A seguir aos brindes foi a demonstração de vendas. Venderam de tudo e a todos. Ventoinhas e cobertores térmicos, varinhas mágicas, faqueiros, lingerie, baldes e picadores de gelo, casacos de couro, Priti Pollis, pulseiras e chás medicinais, Epileides, leques a pilhas, cheques que davam direito a consultas no Astrólogo Simas, a massagem na Giselle/escorts, a fins de semana na Charneca da Caparica.
Eu não comprei nada. O senhor Alcides deu conta e chamou-me ao palco. - O homem que não compra nada, disse ele. Porque é que não compra nada senhor... Como é o seu nome?

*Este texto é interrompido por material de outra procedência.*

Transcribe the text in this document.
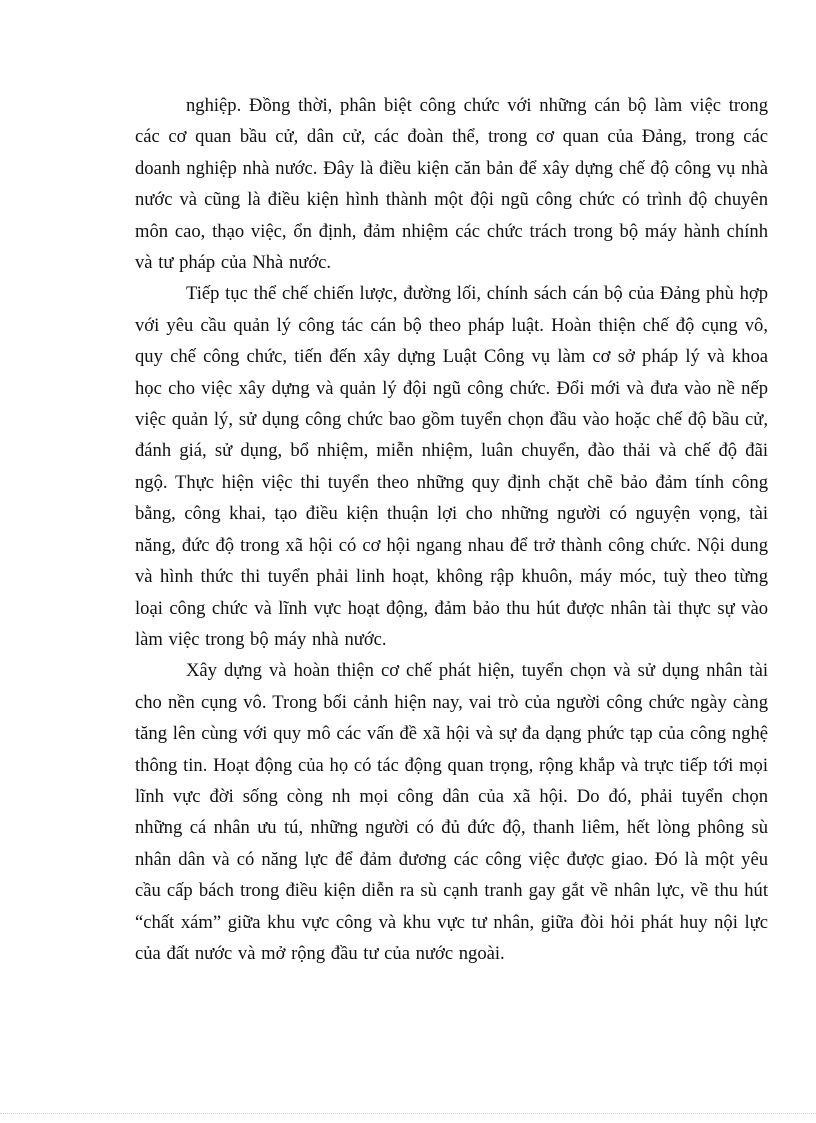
nghiệp. Đồng thời, phân biệt công chức với những cán bộ làm việc trong các cơ quan bầu cử, dân cử, các đoàn thể, trong cơ quan của Đảng, trong các doanh nghiệp nhà nước. Đây là điều kiện căn bản để xây dựng chế độ công vụ nhà nước và cũng là điều kiện hình thành một đội ngũ công chức có trình độ chuyên môn cao, thạo việc, ổn định, đảm nhiệm các chức trách trong bộ máy hành chính và tư pháp của Nhà nước.

Tiếp tục thể chế chiến lược, đường lối, chính sách cán bộ của Đảng phù hợp với yêu cầu quản lý công tác cán bộ theo pháp luật. Hoàn thiện chế độ cụng vô, quy chế công chức, tiến đến xây dựng Luật Công vụ làm cơ sở pháp lý và khoa học cho việc xây dựng và quản lý đội ngũ công chức. Đổi mới và đưa vào nề nếp việc quản lý, sử dụng công chức bao gồm tuyển chọn đầu vào hoặc chế độ bầu cử, đánh giá, sử dụng, bổ nhiệm, miễn nhiệm, luân chuyển, đào thải và chế độ đãi ngộ. Thực hiện việc thi tuyển theo những quy định chặt chẽ bảo đảm tính công bằng, công khai, tạo điều kiện thuận lợi cho những người có nguyện vọng, tài năng, đức độ trong xã hội có cơ hội ngang nhau để trở thành công chức. Nội dung và hình thức thi tuyển phải linh hoạt, không rập khuôn, máy móc, tuỳ theo từng loại công chức và lĩnh vực hoạt động, đảm bảo thu hút được nhân tài thực sự vào làm việc trong bộ máy nhà nước.

Xây dựng và hoàn thiện cơ chế phát hiện, tuyển chọn và sử dụng nhân tài cho nền cụng vô. Trong bối cảnh hiện nay, vai trò của người công chức ngày càng tăng lên cùng với quy mô các vấn đề xã hội và sự đa dạng phức tạp của công nghệ thông tin. Hoạt động của họ có tác động quan trọng, rộng khắp và trực tiếp tới mọi lĩnh vực đời sống còng nh mọi công dân của xã hội. Do đó, phải tuyển chọn những cá nhân ưu tú, những người có đủ đức độ, thanh liêm, hết lòng phông sù nhân dân và có năng lực để đảm đương các công việc được giao. Đó là một yêu cầu cấp bách trong điều kiện diễn ra sù cạnh tranh gay gắt về nhân lực, về thu hút “chất xám” giữa khu vực công và khu vực tư nhân, giữa đòi hỏi phát huy nội lực của đất nước và mở rộng đầu tư của nước ngoài.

- Eu não compro nada porque sou sozinho.
Riram-se todos quando eu disse aquilo. O senhor Alcides insistiu. Que havia coisas excelentes para dar à namorada, aos pais, aos amigos, coisas excelentes para os solitários. Eu não lhe disse mais nada, nem o nome.
Depois houve almoço de bufete. Mas era difícil chegar aos tabuleiros. Pareceu-me que havia quem repetisse. Os homens queixavam-se de que o vinho era pouco.
- Esperem pela sardinhada, diziam os mais experientes.
Levaram-nos a todos para a praia de Vieira. Demorou, porque muita gente comprara a prestações e tinha que deixar dados completos e assinar papéis em triplicado que o responsável nacional e a secretária tinham preparado.
Na praia da Vieira pudemos ver as águas cristalinas, as areias douradas e experimentar os brindes. Era o que dizia o programa.
No fim houve sardinhada com vinho da região. Um cantor muito conhecido pôs toda a gente a cantar. As pessoas eram muito disciplinadas e foram para os pullman logo que chegou a ordem. O senhor Alcides não veio no regresso. Os mais velhos dormiram. Eu pensava na menina Cândida. Vai haver outro passeio a 3 de Setembro. É à Galiza. Dois dias. 79,95 €, um preço de sonho. Pedi ao motorista, que é do Eldeclube, para deixarem o folheto na menina Cândida. No 36.